The Nikkei ended up 741.39 points, or 3.26 percent, from Friday at 23,506.33, its highest close since Jan. 7, 1992. The broader Topix index of all first section issues on the Tokyo Stock Exchange finished up 46.26 points, or 2.55 percent, at 1,863.82.
Tokyo markets were closed from Monday to Wednesday for New Year’s holidays.
The Nikkei posted the largest daily gain since November 2016 as every industry category on the main section gained ground, led by oil and coal products, securities and electric appliance issues.
Major issues ranging from Toyota Motor to Sony and Nomura Holdings broadly gained, helping the market get off to a strong start in 2018.
Sentiment was boosted by an upswing in global stocks following stronger-than-expected U.S. manufacturing data for December released overnight by the Institute for Supply Management and the Chinese Caixin Manufacturing Purchasing Managers’ Index, released Monday for the same month, which also beat market expectations, brokers said.
“The (Tokyo) market caught up with global equities gains on the back of the data, which confirmed economic expansion at a global scale,” said Maki Sawada, vice president of the investment research and investor services department at Nomura Securities Co.
Shares further widened their gains later, buoyed by buying from overseas investors and solid performances among other Asian markets on Thursday, brokers said.
“More overseas market players flocked to the market in the afternoon amid hopes for higher (Tokyo) stock prices this year,” said Yutaka Miura, senior technical analyst at Mizuho Securities Co.
The market’s focus will shift to U.S. jobs data for December due out Friday, Miura added.
On the first section, advancing issues outnumbered decliners 1,778 to 246 with 39 ending the day unchanged.
Export-related issues were broadly higher as the yen remained relatively weak against the U.S. dollar. The electric appliance sector rose 3.6 percent as a whole while machinery makers gained 3.2 percent.
Tokyo Electron climbed ¥1,260, or 6.2 percent, to ¥21,660 while Screen Holdings surged ¥600, or 6.5 percent, to ¥9,820.

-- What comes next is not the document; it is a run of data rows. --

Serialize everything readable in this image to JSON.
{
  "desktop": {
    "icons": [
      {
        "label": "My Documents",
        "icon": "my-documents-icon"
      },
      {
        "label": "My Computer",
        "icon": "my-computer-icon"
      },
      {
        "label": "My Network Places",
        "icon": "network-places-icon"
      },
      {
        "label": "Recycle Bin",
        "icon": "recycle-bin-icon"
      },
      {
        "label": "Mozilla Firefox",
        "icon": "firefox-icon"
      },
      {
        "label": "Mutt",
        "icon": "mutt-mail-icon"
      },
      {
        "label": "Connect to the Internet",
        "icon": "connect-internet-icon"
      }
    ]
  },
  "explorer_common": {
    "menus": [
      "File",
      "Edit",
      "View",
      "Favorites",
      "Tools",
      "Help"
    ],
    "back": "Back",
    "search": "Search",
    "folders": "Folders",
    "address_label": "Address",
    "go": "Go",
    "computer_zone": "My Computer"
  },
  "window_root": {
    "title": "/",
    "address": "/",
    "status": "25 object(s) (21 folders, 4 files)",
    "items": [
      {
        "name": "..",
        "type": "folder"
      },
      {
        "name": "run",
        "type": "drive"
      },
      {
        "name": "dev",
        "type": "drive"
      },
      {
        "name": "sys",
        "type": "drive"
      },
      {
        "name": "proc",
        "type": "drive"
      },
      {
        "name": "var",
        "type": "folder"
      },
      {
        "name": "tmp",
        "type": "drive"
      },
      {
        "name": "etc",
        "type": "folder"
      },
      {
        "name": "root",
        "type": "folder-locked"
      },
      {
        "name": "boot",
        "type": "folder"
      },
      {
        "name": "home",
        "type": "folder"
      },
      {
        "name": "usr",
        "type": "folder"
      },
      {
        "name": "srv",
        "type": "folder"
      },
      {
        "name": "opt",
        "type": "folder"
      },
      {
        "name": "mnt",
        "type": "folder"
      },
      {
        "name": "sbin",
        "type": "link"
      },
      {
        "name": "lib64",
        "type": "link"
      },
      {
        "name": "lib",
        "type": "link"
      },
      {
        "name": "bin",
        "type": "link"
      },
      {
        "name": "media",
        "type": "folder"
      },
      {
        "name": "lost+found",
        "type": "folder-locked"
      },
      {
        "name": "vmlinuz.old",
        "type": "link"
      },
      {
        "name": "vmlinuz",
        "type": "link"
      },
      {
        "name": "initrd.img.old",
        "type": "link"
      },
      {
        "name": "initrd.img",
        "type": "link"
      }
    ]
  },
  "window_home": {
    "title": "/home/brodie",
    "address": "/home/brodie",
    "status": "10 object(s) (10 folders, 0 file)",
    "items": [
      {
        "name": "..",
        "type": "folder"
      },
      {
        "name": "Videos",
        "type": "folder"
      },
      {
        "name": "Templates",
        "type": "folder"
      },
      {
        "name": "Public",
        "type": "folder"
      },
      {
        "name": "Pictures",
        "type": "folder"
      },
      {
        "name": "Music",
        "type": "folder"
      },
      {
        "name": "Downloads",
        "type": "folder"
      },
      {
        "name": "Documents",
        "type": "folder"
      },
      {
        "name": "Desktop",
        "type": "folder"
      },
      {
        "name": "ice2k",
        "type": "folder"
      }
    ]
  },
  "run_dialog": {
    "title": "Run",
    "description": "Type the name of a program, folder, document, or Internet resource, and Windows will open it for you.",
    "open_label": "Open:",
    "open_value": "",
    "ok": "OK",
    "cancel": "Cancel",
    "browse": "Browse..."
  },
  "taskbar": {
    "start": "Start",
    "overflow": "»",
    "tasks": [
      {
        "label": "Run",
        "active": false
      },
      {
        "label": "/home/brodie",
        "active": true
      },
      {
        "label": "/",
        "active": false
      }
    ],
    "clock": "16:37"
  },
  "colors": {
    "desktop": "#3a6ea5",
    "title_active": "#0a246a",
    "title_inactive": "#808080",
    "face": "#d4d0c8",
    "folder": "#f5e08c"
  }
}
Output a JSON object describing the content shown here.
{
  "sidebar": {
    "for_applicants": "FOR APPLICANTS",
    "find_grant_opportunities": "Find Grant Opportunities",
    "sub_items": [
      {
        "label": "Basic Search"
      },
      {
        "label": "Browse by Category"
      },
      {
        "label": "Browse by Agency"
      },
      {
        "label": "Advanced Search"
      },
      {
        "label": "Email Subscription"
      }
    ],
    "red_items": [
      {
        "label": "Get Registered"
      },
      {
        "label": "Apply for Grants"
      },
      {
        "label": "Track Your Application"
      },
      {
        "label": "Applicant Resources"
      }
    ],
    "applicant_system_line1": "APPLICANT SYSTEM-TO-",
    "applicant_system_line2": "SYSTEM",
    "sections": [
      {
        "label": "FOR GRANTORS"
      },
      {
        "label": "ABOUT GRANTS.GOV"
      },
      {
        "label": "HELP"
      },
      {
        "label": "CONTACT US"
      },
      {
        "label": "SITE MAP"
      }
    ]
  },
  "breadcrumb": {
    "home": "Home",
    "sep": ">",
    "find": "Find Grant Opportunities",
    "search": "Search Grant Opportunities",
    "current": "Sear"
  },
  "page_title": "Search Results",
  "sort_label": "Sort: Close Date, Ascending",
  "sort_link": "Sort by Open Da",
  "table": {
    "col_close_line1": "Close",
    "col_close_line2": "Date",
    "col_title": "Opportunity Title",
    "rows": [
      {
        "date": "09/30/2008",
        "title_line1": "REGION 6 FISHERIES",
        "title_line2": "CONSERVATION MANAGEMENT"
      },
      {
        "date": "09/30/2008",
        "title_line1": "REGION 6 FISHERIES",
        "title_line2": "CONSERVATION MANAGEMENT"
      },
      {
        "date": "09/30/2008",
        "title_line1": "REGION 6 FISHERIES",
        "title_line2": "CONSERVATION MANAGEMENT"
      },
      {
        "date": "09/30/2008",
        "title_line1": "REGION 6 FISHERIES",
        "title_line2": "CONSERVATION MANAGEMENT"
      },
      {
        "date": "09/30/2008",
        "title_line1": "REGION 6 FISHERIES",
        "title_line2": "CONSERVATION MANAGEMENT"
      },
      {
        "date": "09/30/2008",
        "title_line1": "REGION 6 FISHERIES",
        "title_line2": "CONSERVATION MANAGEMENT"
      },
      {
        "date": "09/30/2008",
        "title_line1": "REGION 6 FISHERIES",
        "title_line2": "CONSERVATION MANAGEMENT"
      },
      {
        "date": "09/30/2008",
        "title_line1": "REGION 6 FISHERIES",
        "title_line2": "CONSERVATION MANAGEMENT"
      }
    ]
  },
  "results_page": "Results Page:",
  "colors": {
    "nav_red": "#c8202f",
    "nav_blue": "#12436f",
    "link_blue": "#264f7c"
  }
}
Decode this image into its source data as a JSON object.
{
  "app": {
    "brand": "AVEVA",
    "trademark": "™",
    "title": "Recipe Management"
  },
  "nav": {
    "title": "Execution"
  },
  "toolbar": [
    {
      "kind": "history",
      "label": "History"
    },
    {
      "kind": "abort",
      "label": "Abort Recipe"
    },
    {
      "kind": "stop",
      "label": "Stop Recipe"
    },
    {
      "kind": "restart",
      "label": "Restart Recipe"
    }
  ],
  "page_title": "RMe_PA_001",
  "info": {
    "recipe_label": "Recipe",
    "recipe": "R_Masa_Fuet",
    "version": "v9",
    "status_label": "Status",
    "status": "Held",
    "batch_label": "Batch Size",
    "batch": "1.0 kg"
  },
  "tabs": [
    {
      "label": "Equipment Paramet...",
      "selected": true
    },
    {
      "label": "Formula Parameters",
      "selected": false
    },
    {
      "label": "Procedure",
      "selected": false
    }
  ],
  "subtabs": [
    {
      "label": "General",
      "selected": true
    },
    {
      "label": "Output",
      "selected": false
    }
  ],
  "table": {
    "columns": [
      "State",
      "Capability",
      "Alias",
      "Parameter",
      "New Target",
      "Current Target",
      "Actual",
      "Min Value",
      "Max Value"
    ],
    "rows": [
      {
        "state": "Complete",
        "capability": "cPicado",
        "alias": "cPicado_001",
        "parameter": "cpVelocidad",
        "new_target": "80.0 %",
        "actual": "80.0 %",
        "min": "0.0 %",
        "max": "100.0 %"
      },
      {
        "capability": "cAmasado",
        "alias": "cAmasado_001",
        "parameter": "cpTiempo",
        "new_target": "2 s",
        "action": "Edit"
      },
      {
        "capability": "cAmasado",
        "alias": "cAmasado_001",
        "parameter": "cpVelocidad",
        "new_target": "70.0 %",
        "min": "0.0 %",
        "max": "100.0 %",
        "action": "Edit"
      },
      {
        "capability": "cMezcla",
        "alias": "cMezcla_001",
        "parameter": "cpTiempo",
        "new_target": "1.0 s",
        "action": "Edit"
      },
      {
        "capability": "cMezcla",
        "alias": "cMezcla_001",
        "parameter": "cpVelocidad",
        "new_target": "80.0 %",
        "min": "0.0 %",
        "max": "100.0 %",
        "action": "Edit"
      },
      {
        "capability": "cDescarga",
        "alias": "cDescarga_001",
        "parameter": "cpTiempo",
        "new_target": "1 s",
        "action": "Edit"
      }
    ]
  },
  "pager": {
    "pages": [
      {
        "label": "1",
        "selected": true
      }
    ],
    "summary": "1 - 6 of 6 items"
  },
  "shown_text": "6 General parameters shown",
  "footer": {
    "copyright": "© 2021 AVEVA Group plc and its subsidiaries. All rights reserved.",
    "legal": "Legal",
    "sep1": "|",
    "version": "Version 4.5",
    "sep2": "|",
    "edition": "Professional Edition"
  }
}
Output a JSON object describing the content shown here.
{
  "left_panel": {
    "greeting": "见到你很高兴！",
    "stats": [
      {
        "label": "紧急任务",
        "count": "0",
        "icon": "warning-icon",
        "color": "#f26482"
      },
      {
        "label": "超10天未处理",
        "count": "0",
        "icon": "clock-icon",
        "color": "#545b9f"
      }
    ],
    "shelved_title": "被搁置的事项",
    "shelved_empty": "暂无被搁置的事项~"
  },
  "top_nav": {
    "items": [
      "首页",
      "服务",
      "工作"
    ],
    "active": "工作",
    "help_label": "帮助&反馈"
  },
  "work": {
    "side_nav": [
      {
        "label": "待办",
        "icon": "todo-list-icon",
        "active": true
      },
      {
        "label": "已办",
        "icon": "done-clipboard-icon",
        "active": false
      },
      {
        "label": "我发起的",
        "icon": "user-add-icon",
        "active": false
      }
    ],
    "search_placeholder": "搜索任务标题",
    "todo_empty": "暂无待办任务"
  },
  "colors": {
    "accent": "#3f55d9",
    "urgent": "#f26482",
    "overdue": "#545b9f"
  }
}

Carmakers also advanced, with Honda Motor gaining ¥124, or 3.2 percent, to ¥3,986 after saying Tuesday it will jointly develop connected cars with Alibaba Group Holding Ltd. to offer online services to drivers.
Energy-linked shares were lifted by an overnight rise in oil prices. Showa Shell Sekiyu grew ¥83, or 5.4 percent, to ¥1,613, with JXTG Holdings up ¥29, or 4.0 percent, at ¥756.
Trading volume on the main section rose sharply to 1.69 billion shares from Friday’s 889.15 million shares.